## From Protein Folding to Efficient Algorithms

#### Origami models of carbon atoms from a module by Y. Momotani.

Professor Jack Snoeyink and his students are applying their knowledge of computational geometry to help solve real world problems. Computational geometry is a branch of computer science that studies geometric algorithms and their applications. It may sound abstract, but computational geometry forms a fundamental basis for many other areas of computing, including graphics, robotics, gaming, and computer-aided design.

Some of the Computational Geometry Group’s research is based on collaborations with scientists in other fields, such as biology and biochemistry. The central dogma of biology is that the sequences of DNA in genes code for the sequence of amino acids in proteins, which in turn fold into three dimensional structures that perform many of the functions of living organisms – from transporting and converting oxygen and energy in the blood and in muscle fibers, to the structure of hair and cell membranes. Molecules are in constant motion, so there isn’t a single “structure,” but, instead, probabilities of finding electrons in certain places or of finding certain lengths and angles for bonds between atoms.

#### Models of the ribosome (a protein construction factory) and a virus capsid from 3-D printing by A. Olson, Scripps.

In his work on the structure of protein molecules, Snoeyink’s graduate student advisee Matthew O’Meara studies geometric properties of inter-atomic bonds as observed from native molecular structures, and uses these observations to help build energy functions to solve the structure prediction problem. O’Meara’s tools let him visualize the distributions of parameters, including bond lengths and angles, from experimentally determined “native” structures and from predicted “decoy” structures, and tune the energy functions used to make the predictions so that the distributions become closer together.

O’Meara has taken a leadership role in the Rosetta Commons, a consortium of 23 research labs around the world, headquartered at the University of Washington Seattle. Recently, Rosetta has been used to computationally design a protein that manipulates the motion of cells with light (Wu, Nature 2009) and design a protein that binds a common region of variants of the flu Hemagglutinin molecule (Fleishman, Science 2011). It also is the engine of the popular Fold.It protein folding game (Cooper, Nature 2010).

The focus of O’Meara’s thesis research is tuning the computational model for hydrogen bonding in Rosetta. To do this, he is using a survey of 8000 experimentally validated protein structures assembled by collaborators in the Richardson Lab at Duke University. He has developed a framework to test how well the geometric features of Rosetta predictions match the geometric features in the experimental structures. He then optimizes the hydrogen bond parameters to increase the overall likelihood that Rosetta predictions match the experimental structures.

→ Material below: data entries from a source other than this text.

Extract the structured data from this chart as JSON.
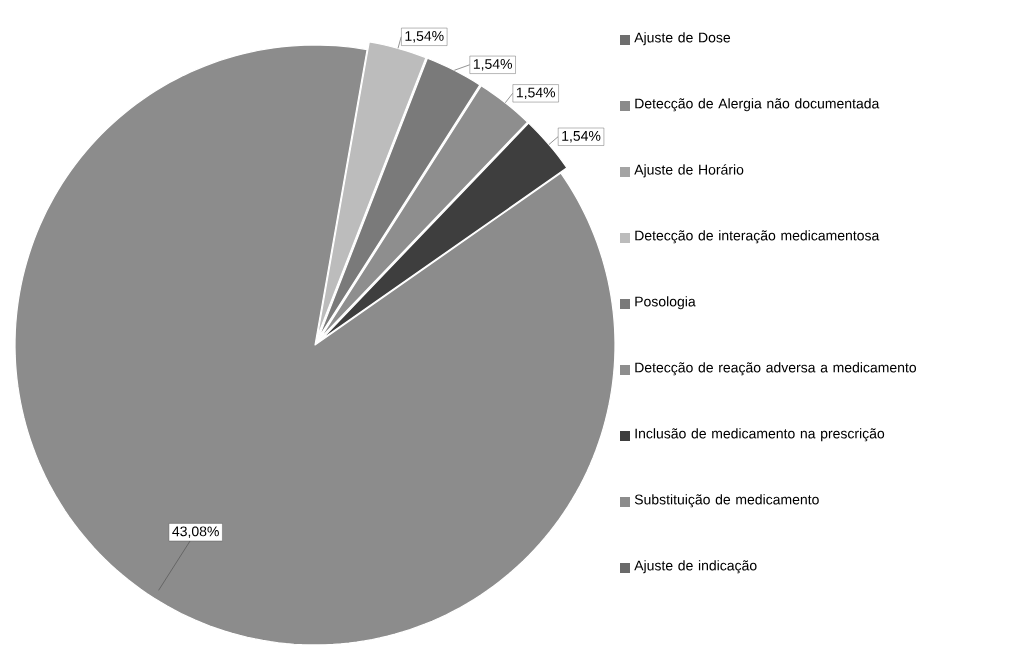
{
  "chart_data": {
    "type": "pie",
    "categories": [
      "Ajuste de Dose",
      "Detecção de Alergia não documentada",
      "Ajuste de Horário",
      "Detecção de interação medicamentosa",
      "Posologia",
      "Detecção de reação adversa a medicamento",
      "Inclusão de medicamento na prescrição",
      "Substituição de medicamento",
      "Ajuste de indicação"
    ],
    "values": [
      null,
      null,
      null,
      1.54,
      1.54,
      1.54,
      1.54,
      43.08,
      null
    ],
    "colors": [
      "#6e6e6e",
      "#8a8a8a",
      "#a4a4a4",
      "#bcbcbc",
      "#7a7a7a",
      "#8e8e8e",
      "#3e3e3e",
      "#8c8c8c",
      "#6a6a6a"
    ],
    "value_labels": [
      null,
      null,
      null,
      "1,54%",
      "1,54%",
      "1,54%",
      "1,54%",
      "43,08%",
      null
    ],
    "legend": "right"
  }
}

Other research being done by the Computational Geometry Group is helping to advance the field of computer science itself. Dave Millman, another of Snoeyink’s graduate student advisees, is exploring a new approach to design efficient algorithms for geometric problems that are guaranteed to give correct answers. Suppose that you want a map of the nearest fire station to every house in an area. In middle school geometry, you might construct a perpendicular bisector between two stations -- houses on one side are closer to one station, and houses on the other side are closer to the other station. In a computer, house positions are stored as coordinates, and the computer does numerical calculations to perform this geometric test. The computer, by default, approximates the numbers with a fixed number of digits, and so can get geometric tests slightly wrong – e.g. some house that is almost equidistant from two stations may be assigned to the wrong one. Not a major problem for this house, but a small numerical error may compound to large errors if the algorithm is founded on geometrical properties like, “the region closest to fire station A is connected and convex,” that can cause this to be the only house assigned to station A, leaving all houses that are in fact closest to A with no assigned fire station.

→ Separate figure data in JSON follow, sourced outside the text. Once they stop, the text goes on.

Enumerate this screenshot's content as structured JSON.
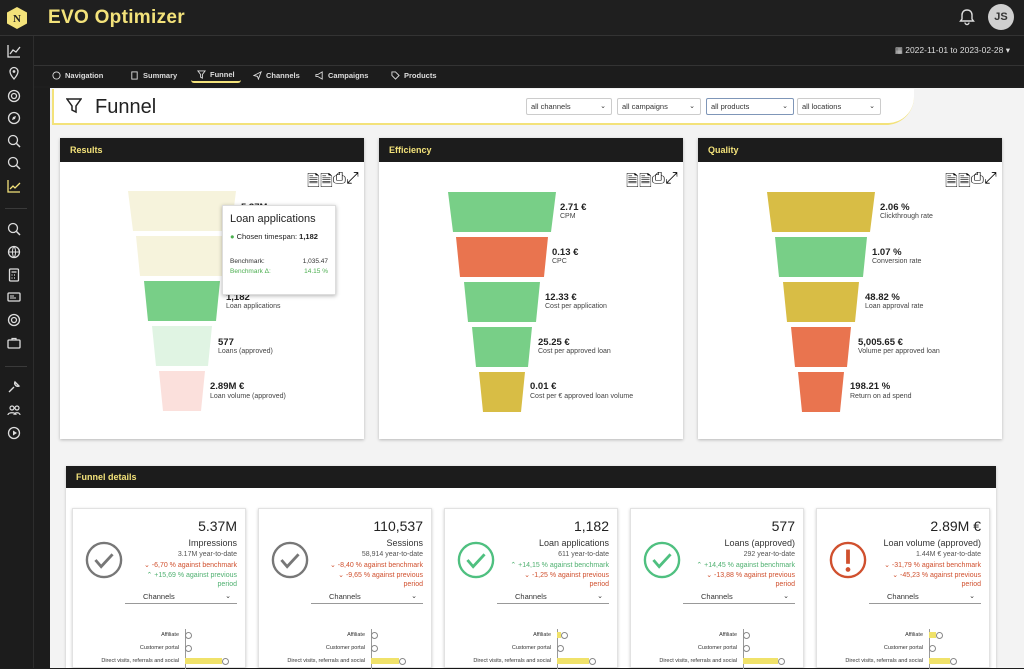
{
  "app": {
    "title": "EVO Optimizer",
    "user_initials": "JS"
  },
  "date_range": "2022-11-01 to 2023-02-28",
  "tabs": [
    {
      "label": "Navigation"
    },
    {
      "label": "Summary"
    },
    {
      "label": "Funnel"
    },
    {
      "label": "Channels"
    },
    {
      "label": "Campaigns"
    },
    {
      "label": "Products"
    }
  ],
  "page": {
    "title": "Funnel"
  },
  "filters": [
    "all channels",
    "all campaigns",
    "all products",
    "all locations"
  ],
  "panels": {
    "results": {
      "title": "Results",
      "rows": [
        {
          "value": "5.37M",
          "label": ""
        },
        {
          "value": "",
          "label": ""
        },
        {
          "value": "1,182",
          "label": "Loan applications"
        },
        {
          "value": "577",
          "label": "Loans (approved)"
        },
        {
          "value": "2.89M €",
          "label": "Loan volume (approved)"
        }
      ]
    },
    "efficiency": {
      "title": "Efficiency",
      "rows": [
        {
          "value": "2.71 €",
          "label": "CPM"
        },
        {
          "value": "0.13 €",
          "label": "CPC"
        },
        {
          "value": "12.33 €",
          "label": "Cost per application"
        },
        {
          "value": "25.25 €",
          "label": "Cost per approved loan"
        },
        {
          "value": "0.01 €",
          "label": "Cost per € approved loan volume"
        }
      ]
    },
    "quality": {
      "title": "Quality",
      "rows": [
        {
          "value": "2.06 %",
          "label": "Clickthrough rate"
        },
        {
          "value": "1.07 %",
          "label": "Conversion rate"
        },
        {
          "value": "48.82 %",
          "label": "Loan approval rate"
        },
        {
          "value": "5,005.65 €",
          "label": "Volume per approved loan"
        },
        {
          "value": "198.21 %",
          "label": "Return on ad spend"
        }
      ]
    }
  },
  "tooltip": {
    "title": "Loan applications",
    "chosen_label": "Chosen timespan:",
    "chosen_value": "1,182",
    "benchmark_label": "Benchmark:",
    "benchmark_value": "1,035.47",
    "delta_label": "Benchmark Δ:",
    "delta_value": "14.15 %"
  },
  "details": {
    "title": "Funnel details",
    "channels_label": "Channels",
    "bar_labels": [
      "Affiliate",
      "Customer portal",
      "Direct visits, referrals and social"
    ],
    "cards": [
      {
        "value": "5.37M",
        "name": "Impressions",
        "ytd": "3.17M year-to-date",
        "b1": "-6,70 % against benchmark",
        "b2": "+15,69 % against previous",
        "b3": "period",
        "status": "ok",
        "bars": [
          0.0,
          0.0,
          0.8
        ]
      },
      {
        "value": "110,537",
        "name": "Sessions",
        "ytd": "58,914 year-to-date",
        "b1": "-8,40 % against benchmark",
        "b2": "-9,65 % against previous",
        "b3": "period",
        "status": "ok",
        "bars": [
          0.0,
          0.0,
          0.6
        ]
      },
      {
        "value": "1,182",
        "name": "Loan applications",
        "ytd": "611 year-to-date",
        "b1": "+14,15 % against benchmark",
        "b2": "-1,25 % against previous",
        "b3": "period",
        "status": "good",
        "bars": [
          0.08,
          0.0,
          0.7
        ]
      },
      {
        "value": "577",
        "name": "Loans (approved)",
        "ytd": "292 year-to-date",
        "b1": "+14,45 % against benchmark",
        "b2": "-13,88 % against previous",
        "b3": "period",
        "status": "good",
        "bars": [
          0.0,
          0.0,
          0.75
        ]
      },
      {
        "value": "2.89M €",
        "name": "Loan volume (approved)",
        "ytd": "1.44M € year-to-date",
        "b1": "-31,79 % against benchmark",
        "b2": "-45,23 % against previous",
        "b3": "period",
        "status": "bad",
        "bars": [
          0.15,
          0.0,
          0.45
        ]
      }
    ]
  }
}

Computer Scientists traditionally develop programs for a model of a computer that can run for an arbitrarily long time, storing arbitrarily many data items in memory that has arbitrarily many bits of precision per location. Algorithm designers seek to minimize use of time and memory space, while hardware designers seek to expand those two resources. Precision, however, is often ignored by algorithm designers, even though it is rarely increased by hardware designers. Millman’s research seeks algorithms that minimize precision, as well as time and space.

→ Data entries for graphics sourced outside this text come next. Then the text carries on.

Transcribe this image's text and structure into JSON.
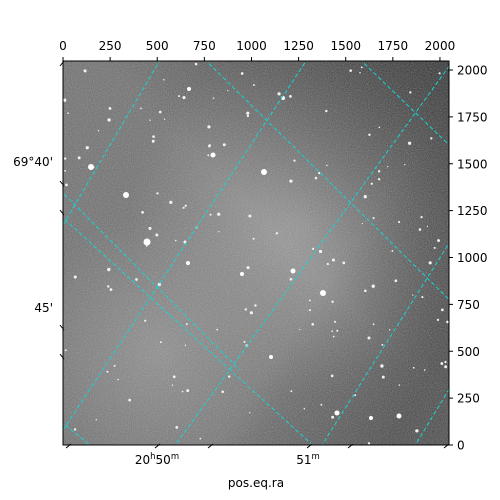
{
  "image": {
    "description_of_content": "",
    "pixel_extent": [
      0,
      2048
    ],
    "top_ticks": [
      "0",
      "250",
      "500",
      "750",
      "1000",
      "1250",
      "1500",
      "1750",
      "2000"
    ],
    "right_ticks": [
      "0",
      "250",
      "500",
      "750",
      "1000",
      "1250",
      "1500",
      "1750",
      "2000"
    ],
    "tick_values": [
      0,
      250,
      500,
      750,
      1000,
      1250,
      1500,
      1750,
      2000
    ]
  },
  "wcs": {
    "dec_label_1": "69°40'",
    "dec_label_2": "45'",
    "ra_label_1_main": "20",
    "ra_label_1_h": "h",
    "ra_label_1_min": "50",
    "ra_label_1_m": "m",
    "ra_label_2_min": "51",
    "ra_label_2_m": "m",
    "xlabel": "pos.eq.ra",
    "grid_color": "#19d3d3"
  }
}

One of the recurring themes in Snoeyink’s research is clearly stating the problem that you are solving, and clearly demonstrating that you have solved it as stated. This is an important skill for computer scientists at all levels, even though it is emphasized most in mathematical courses. When some of the undergraduate students choosing to pursue the new Bachelor of Arts in computer science told Snoeyink that they were trying to avoid the additional math required by the Bachelor of Science, he volunteered to teach “Discrete Structures,” as a more CS-oriented version of MATH 381, “Discrete Mathematics.” Both are about “proof” but where MATH 381 focuses on number theory, in “Discrete Structures” Snoeyink draws on material he developed in teaching to as many as 180 at the University of British Columbia how logical thinking and proof appears in computer science from automata to video games.